There's been at least two casualties this summer, but overall, the area's restaurant retail scene surprisingly keeps moving forward.
"We haven't lost more, and that's surprised me. What with the economy, I thought the mortality rate would be up," Sam Zyndorf, a retail expert with the Toledo office of commercial real estate firm Signature Associates Inc., said.
At the end of August, the Max & Erma's restaurant at 1391 Arrowhead Rd. in Maumee closed after a new owner, Denver-based American Blue Ribbon Holdings LLC, sought rent concessions and ended up shutting nine Max & Erma's locations in five states.
Also closing this summer was the Lone Star Steakhouse restaurant at 5640 Airport Hwy.
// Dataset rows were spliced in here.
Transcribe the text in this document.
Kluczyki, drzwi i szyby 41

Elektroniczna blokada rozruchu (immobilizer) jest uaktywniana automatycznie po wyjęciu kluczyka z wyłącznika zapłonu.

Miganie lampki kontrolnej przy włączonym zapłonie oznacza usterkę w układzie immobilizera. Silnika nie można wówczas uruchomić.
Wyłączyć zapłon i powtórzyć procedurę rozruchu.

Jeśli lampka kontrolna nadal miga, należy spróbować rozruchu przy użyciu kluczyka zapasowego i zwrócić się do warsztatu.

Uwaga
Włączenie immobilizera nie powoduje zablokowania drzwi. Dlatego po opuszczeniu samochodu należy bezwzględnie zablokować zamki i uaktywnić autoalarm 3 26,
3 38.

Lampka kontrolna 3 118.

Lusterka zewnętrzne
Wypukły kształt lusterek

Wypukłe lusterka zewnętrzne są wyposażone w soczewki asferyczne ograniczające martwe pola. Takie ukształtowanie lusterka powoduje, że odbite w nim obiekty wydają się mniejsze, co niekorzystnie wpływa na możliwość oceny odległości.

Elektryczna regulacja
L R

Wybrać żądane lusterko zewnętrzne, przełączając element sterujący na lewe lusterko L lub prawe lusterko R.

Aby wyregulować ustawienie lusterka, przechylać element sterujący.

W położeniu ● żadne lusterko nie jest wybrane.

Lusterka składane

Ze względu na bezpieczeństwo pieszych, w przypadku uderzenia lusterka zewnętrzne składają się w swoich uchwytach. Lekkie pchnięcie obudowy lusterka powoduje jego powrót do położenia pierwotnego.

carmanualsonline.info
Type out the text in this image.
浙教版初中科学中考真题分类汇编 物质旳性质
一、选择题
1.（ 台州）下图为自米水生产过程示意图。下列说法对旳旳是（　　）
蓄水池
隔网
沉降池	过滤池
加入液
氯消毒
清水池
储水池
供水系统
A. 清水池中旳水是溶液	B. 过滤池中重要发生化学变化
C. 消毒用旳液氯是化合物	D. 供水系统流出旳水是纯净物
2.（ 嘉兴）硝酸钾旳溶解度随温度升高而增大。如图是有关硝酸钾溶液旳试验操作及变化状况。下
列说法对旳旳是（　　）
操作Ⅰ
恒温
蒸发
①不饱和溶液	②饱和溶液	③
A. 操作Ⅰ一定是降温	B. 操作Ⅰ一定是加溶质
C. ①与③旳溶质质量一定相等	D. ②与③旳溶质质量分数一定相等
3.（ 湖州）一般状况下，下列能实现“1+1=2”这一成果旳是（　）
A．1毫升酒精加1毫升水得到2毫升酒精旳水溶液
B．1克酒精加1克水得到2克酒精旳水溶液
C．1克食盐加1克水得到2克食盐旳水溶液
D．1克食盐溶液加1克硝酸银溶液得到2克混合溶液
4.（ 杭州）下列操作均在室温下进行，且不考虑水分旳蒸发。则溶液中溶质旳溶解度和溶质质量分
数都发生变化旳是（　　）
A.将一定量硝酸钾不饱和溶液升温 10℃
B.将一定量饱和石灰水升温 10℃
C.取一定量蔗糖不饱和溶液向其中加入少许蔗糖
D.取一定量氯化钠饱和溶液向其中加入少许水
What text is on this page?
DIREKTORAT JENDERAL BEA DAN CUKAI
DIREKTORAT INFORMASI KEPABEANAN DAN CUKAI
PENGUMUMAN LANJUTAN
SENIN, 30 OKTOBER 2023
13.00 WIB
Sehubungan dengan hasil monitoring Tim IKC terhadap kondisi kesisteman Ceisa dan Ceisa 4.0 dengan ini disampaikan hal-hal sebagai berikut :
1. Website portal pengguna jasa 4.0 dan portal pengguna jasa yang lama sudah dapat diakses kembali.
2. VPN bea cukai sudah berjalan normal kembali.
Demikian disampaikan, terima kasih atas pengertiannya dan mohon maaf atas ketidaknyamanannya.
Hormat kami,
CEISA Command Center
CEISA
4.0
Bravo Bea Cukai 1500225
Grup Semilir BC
On the positive side, Hisham Zrien, owner of Table Forty-4 in downtown Toledo, plans to break ground in two weeks on a new restaurant on Central Avenue near King Road.
"It will open hopefully in early spring and will be similar to Table Forty-4," Mr. Zrien said.
Also recently, Marco's Pizza founder Pat Giammarco purchased property at 609-611 Monroe St. downtown.
Mr. Giammarco was unavailable for comment, but local retail experts said he plans to put a restaurant on the site.
Pete Shawaker, a retail expert with CB Richard Ellis/Reichle Klein, said fewer traditional restaurants are opening, but growth by fast-food sites is still strong.
"Sonic, KFC, and Wendy's have all bought sites in northwest Ohio and the broader metro Toledo market in the last two years," he said. "People have to eat, obviously, and those restaurants are at the price points that people want."
A chain new to the Toledo market, Five Guys Burgers & Fries, is now trying to secure sites in Maumee, Perrysburg, Bowling Green, and Findlay, franchise owner Jason Yono said.
A year ago, when Five Guys opened in the Westgate Village Shopping Center, its only restaurant in the area, Mr. Yono said that he and his partners wanted a second location in either Sylvania or Perrysburg.
Mr. Yono said he wants to open a second Five Guys by year's end.
Mr. Shawaker said that while fast-food sites are strong, the Toledo area still may have too many casual sit-down restaurants.
"I think we'll continue to see more closings, but those that survive in three or four years will be stronger."